I think on the whole Go is still going to be faster, but thanks for the heads up.
Have you tried async? I find it much easier personally to reason about and debug than channels, and is perfect for IO-bound problems. If you really like channels, note that Python 3.9 will have sub-interpreters and channels as well: https://hackernoon.com/has-the-python-gil-been-slain-9440d28...
Goroutines are quite a lot nicer than async for a few reasons. Firstly, there are no “forgot to await” errors, secondly there is no need to worry about some library making a sync call way down the call stack and therefore blocking your event loop, and thirdly goroutines can use all cores on a CPU to parallelize CPU intensive tasks, which means you don’t block the event loop unless you really are out of CPU. Blocking the event loop is a really big deal since it can cause health checks to fail which can cascale onto other instances and bring your app down. We’ve experienced this with both CPU- and IO-bound event loop blockages, and they’re really hard to debug. These just aren’t issues that happen in Go.
A lot of what you describe is for CPU bound problems, most of the problems I face personally and the the problem, in particular, the parent mentioned are IO-bound. Async in Python is a near-perfect fit for this kind of problem space and is really easy to reason about and debug as you can step through and debug one line of execution at a time.
Regexps is another area where GoLang used to lag behind Python (for certain types of expressions?). Not sure if things have changed, but this issue is still open 4 years later: https://github.com/golang/go/issues/11646
Not sure I fully understand the NFA vs DFA/re2 choices -- seem like the issue above conflicts with the comment below. Can someone clarify?
From [1]: "Go has chosen to follow the re2 path (not surprising, since Russ Cox is a major author of both Go and re2). re2 has much better performance characteristics than some other regexp engines, in that it never has an exponential slowdown, but that comes at a cost for other regexps (https://swtch.com/~rsc/regexp/)."
> This is exactly how I felt moving from a Python codebase to Go. But you realize on the 100th or so Python stacktrace that it's worth the investment up front, if not for type safety alone.
Luckily, you don't have to choose between those two outcomes:
Python's optional type hints even with mypy are nowhere near strict/expressive than a statically typed language like Go. Type hints in Python are an afterthought and it shows in a lot of cases.
Type hints in Python are IMO great and quite expressive!
You can create sum types (a bit verbose but they are there).
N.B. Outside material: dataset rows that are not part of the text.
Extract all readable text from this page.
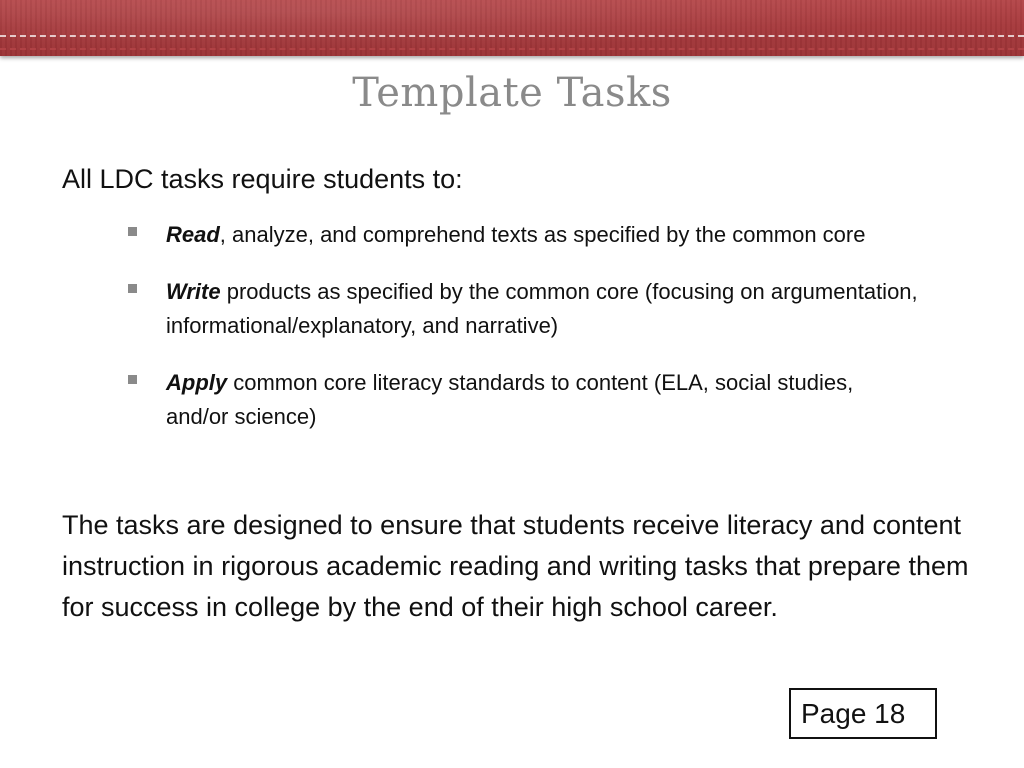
Template Tasks

All LDC tasks require students to:

Read, analyze, and comprehend texts as specified by the common core
Write products as specified by the common core (focusing on argumentation, informational/explanatory, and narrative)
Apply common core literacy standards to content (ELA, social studies, and/or science)

The tasks are designed to ensure that students receive literacy and content instruction in rigorous academic reading and writing tasks that prepare them for success in college by the end of their high school career.

Page 18
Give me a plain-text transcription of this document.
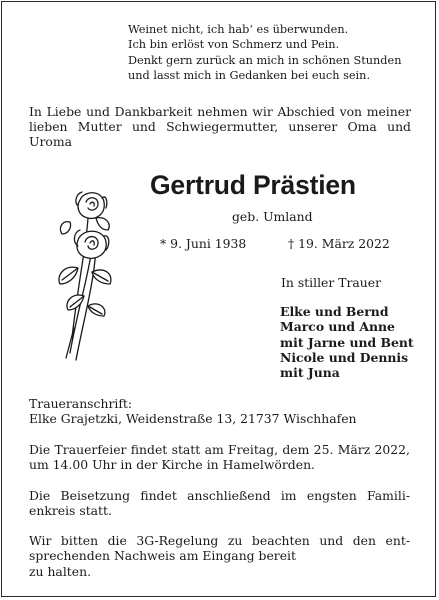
Weinet nicht, ich hab‘ es überwunden.
Ich bin erlöst von Schmerz und Pein.
Denkt gern zurück an mich in schönen Stunden
und lasst mich in Gedanken bei euch sein.
In Liebe und Dankbarkeit nehmen wir Abschied von meiner lieben Mutter und Schwiegermutter, unserer Oma und Uroma
Gertrud Prästien
geb. Umland
* 9. Juni 1938	† 19. März 2022
In stiller Trauer
Elke und Bernd
Marco und Anne
mit Jarne und Bent
Nicole und Dennis
mit Juna
Traueranschrift:
Elke Grajetzki, Weidenstraße 13, 21737 Wischhafen
Die Trauerfeier findet statt am Freitag, dem 25. März 2022, um 14.00 Uhr in der Kirche in Hamelwörden.
Die Beisetzung findet anschließend im engsten Familienkreis statt.
Wir bitten die 3G-Regelung zu beachten und den entsprechenden Nachweis am Eingang bereit
zu halten.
You can introspect them at run time and create things like pydantic[0] and fastapi[1].
Strict null checks with Optional[T] are great!
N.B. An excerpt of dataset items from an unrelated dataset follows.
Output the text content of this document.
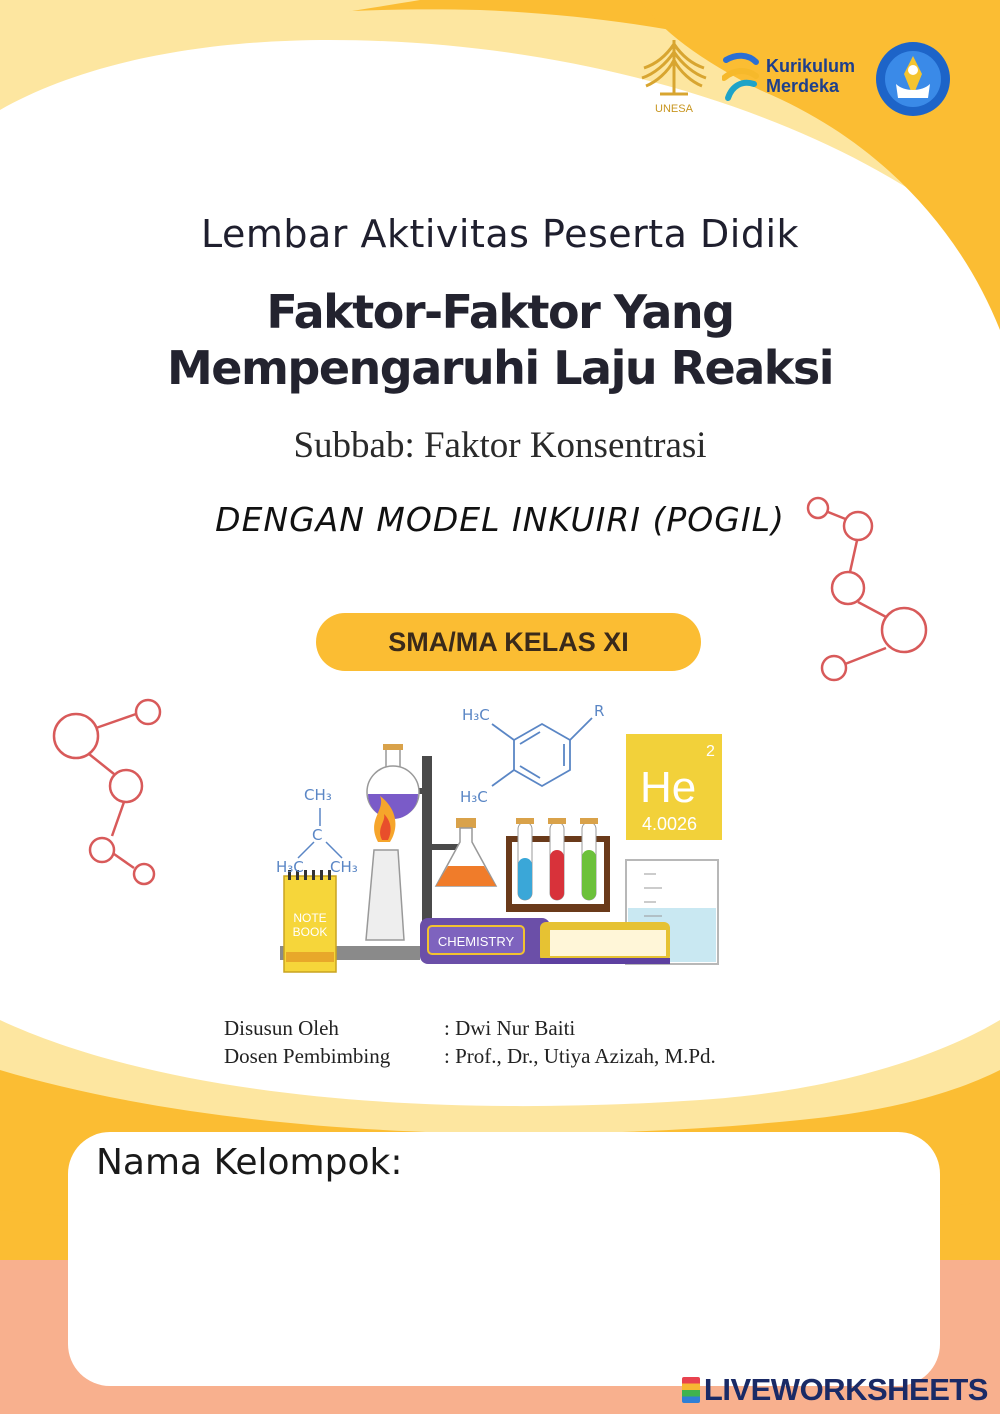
UNESA
Kurikulum
Merdeka
Lembar Aktivitas Peserta Didik
Faktor-Faktor Yang
Mempengaruhi Laju Reaksi
Subbab: Faktor Konsentrasi
DENGAN MODEL INKUIRI (POGIL)
SMA/MA KELAS XI
He
2
4.0026
NOTE
BOOK
CHEMISTRY
CH₃
C
H₃C CH₃
H₃C	R
H₃C
Disusun Oleh	: Dwi Nur Baiti
Dosen Pembimbing	: Prof., Dr., Utiya Azizah, M.Pd.
Nama Kelompok:
LIVEWORKSHEETS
Now I'm not too familiar with Go's type system, but with protocols, Unions, Optional[T] and other generics offered by MyPy[2] I'd wager the type system is __more__ expressive than Go.
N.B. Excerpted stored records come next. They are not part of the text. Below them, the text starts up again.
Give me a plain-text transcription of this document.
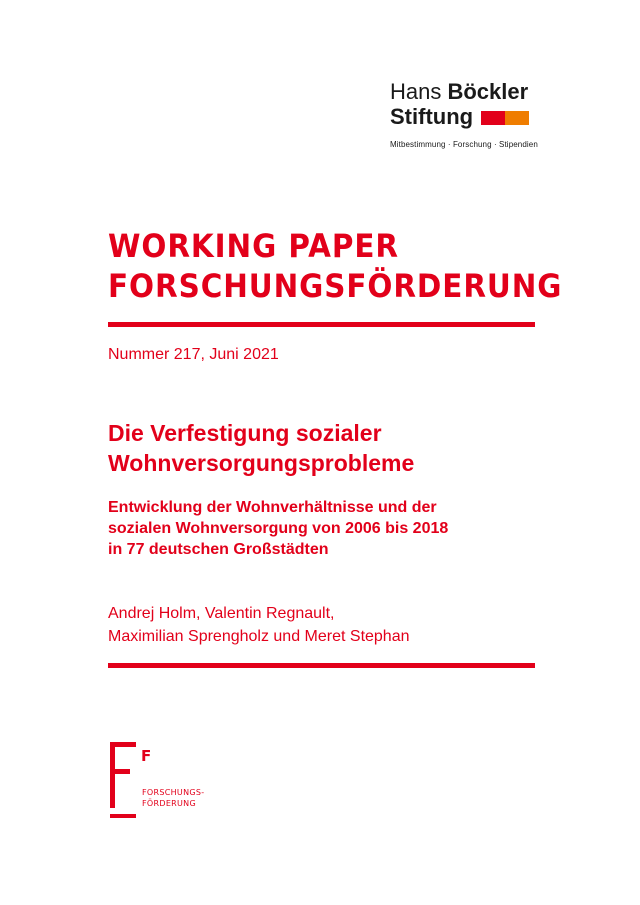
Hans Böckler
Stiftung
Mitbestimmung · Forschung · Stipendien
WORKING PAPER
FORSCHUNGSFÖRDERUNG
Nummer 217, Juni 2021
Die Verfestigung sozialer
Wohnversorgungsprobleme
Entwicklung der Wohnverhältnisse und der
sozialen Wohnversorgung von 2006 bis 2018
in 77 deutschen Großstädten
Andrej Holm, Valentin Regnault,
Maximilian Sprengholz und Meret Stephan
F
FORSCHUNGS-
FÖRDERUNG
The type system is more expressive, but much clunkier and also it needs to be expressive to accommodate all of the weird things people do in Python (and you still can’t model SQLAlchemy types).
> Careful with that assumption. A pure Go application will in many cases be more performant than a pure Python one, but Python has a better C interop story. In the particular cases of parsing XML and JSON, I'd wager Python is much faster, actually.
Using encoding/json maybe but also using 3rd party libraries? jsoniter is pretty fast, I just ran some tests and for my use cases it outperformed Python.
This is exactly how I felt moving from a Python codebase to Go. But you realize on the 100th or so Python stacktrace that it's worth the investment up front, if not for type safety alone.
> I really need the performance for my workload
Careful with that assumption. A pure Go application will in many cases be more performant than a pure Python one, but Python has a better C interop story. In the particular cases of parsing XML and JSON, I'd wager Python is much faster, actually.